Suatu keadaan patologi yang mengenai salah satu organ dapat menimbulkan kelainan
pada organ yang lain. Reaksi dari organ dapat terjadi secara akut maupun kronis, dalam hal
ini proses patologis yang terjadi pada jantung dapat menimbulkan penyakit ginjal ataupun
sebaliknya. Pompa jantung menjadi lemah (pumping failure) dan stroke volume menurun,
akibatnya terjadi kelebihan cairan dalam pembuluh darah (volume overload). Bila fungsi
ginjal masih baik maka ginjal akan membantu dengan meningkatkan diuresis dan ekskresi
natrium. Tetapi pada kondisi klinik ini telah terjadi juga gangguan fungsi ginjal sehingga
mekanisme normal tidak berjalan sebagaimana mestinya. Akibat proses inflamasi,
atherosklerosis atau mikroangiopati terjadi gangguan keseimbangan neurohormonal dengan
akibat gangguan ekskresi cairan dan elektrolit dengan konsekuensi volume cairan tubuh
bertambah. Inilah yang disebut CRS yaitu kondisi klinik pasien dengan sesak nafas yang
bertambah berat dan resisten terhadap pengobatan diuretik.12,13,14
Pada pasien ini didapatkan 2 kondisi utama yaitu gagal jantung kongestif ec. penyakit
jantung hipertensi dan penyakit ginjal kronis Tahap V ec. nefrosklerosis hipertensi dengan
anemia penyakit ginjal. Berdasarkan anamnesis, pemeriksaan fisik, dan pemeriksaan
penunjang terhadap pasien, sesak dapat terjadi karena kondisi jantung pasien, berdasarkan
hasil ekokardiografi, didapatkan kesan penyakit jantung hipertensi + preserved LV Function
dengan fraksi ejeksi 56,5%, mengakibatkan perfusi darah yang membawa oksigen ke
jaringan semakin berkurang, sehingga kebutuhan oksigen meningkat. Selain itu, kondisi
jantung yang menurun dan overload cairan, maka terjadi hipertensi pulmonal yang
menyebabkan edema paru akut, sehingga sesak bertambah semakin hebat.

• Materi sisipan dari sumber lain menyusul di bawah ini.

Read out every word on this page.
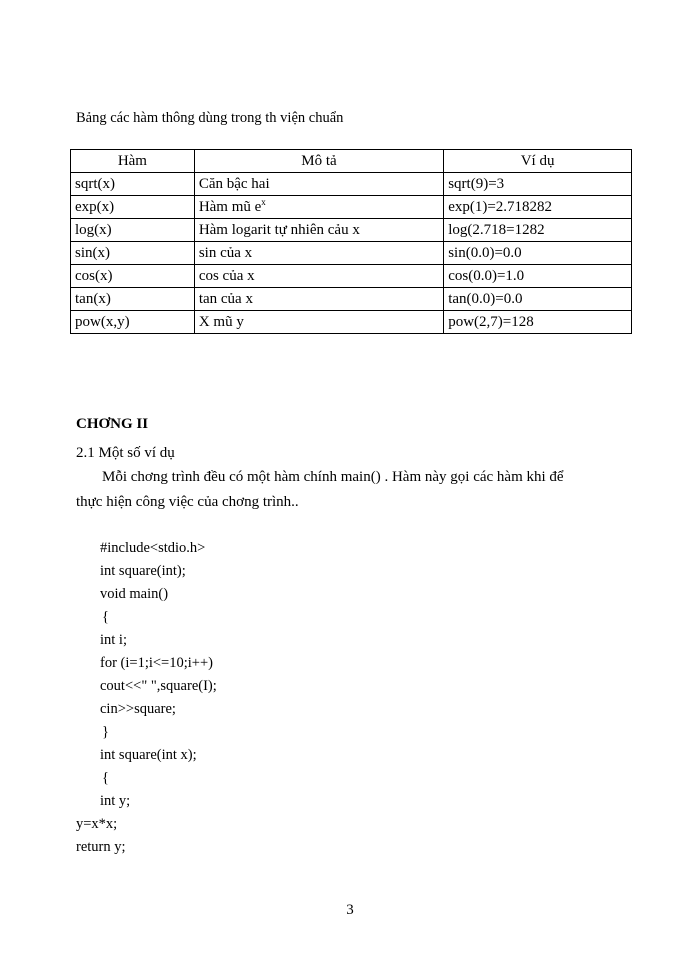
Bảng các hàm thông dùng trong th viện chuẩn
Hàm	Mô tả	Ví dụ
sqrt(x)	Căn bậc hai	sqrt(9)=3
exp(x)	Hàm mũ $e^x$	exp(1)=2.718282
log(x)	Hàm logarit tự nhiên cảu x	log(2.718=1282
sin(x)	sin của x	sin(0.0)=0.0
cos(x)	cos của x	cos(0.0)=1.0
tan(x)	tan của x	tan(0.0)=0.0
pow(x,y)	X mũ y	pow(2,7)=128
CHƠNG II
2.1 Một số ví dụ
Mỗi chơng trình đều có một hàm chính main() . Hàm này gọi các hàm khi để
thực hiện công việc của chơng trình..
#include<stdio.h>
int square(int);
void main()
{
int i;
for (i=1;i<=10;i++)
cout<<" ",square(I);
cin>>square;
}
int square(int x);
{
int y;
y=x*x;
return y;
3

Keadaan kedua kondisi tersebut diperburuk dengan anemia penyakit kronis akibat
penyakit ginjal kronis pasien, dimana produksi eritrosit yang membutuhkan hormon
eritropoetin yang dihasilkan oleh ginjal berkurang. Ketiga kondisi ini yang diduga menjadi
penyebab sesak nafas pada pasien.
Hipertensi emergensi
Hipertensi emergensi adalah suatu keadaan darurat dimana tekanan darah yang tidak
terkontrol dapat menyebabkan disfungsi end-organ progresif atau akan datang. Dalam
kondisi ini tekanan darah harus diturunkan secara agresif dari menit ke jam. Kerusakan
neurologis karena tidak terkontrolnya tekanan darah mungkin termasuk ensepalopati
hipertensif, cerebral vaskular, perdarahan intrakranial. Kerusakan kardiovaskular mungkin
termasuk iskemik/infark miokard, disfungsi ventrikel kiri akut, edema paru akut dan atau
diseksi aorta. Organ lain mungkin bisa terpengaruh yaitu gagal ginjal akut/insufisiensi,
retinopati, eklampsia dan anemia hemolitik mikroangiopati15. Pada pasien ini didapatkan
keadaan edema paru akut dan retinopati hipertensi grade III.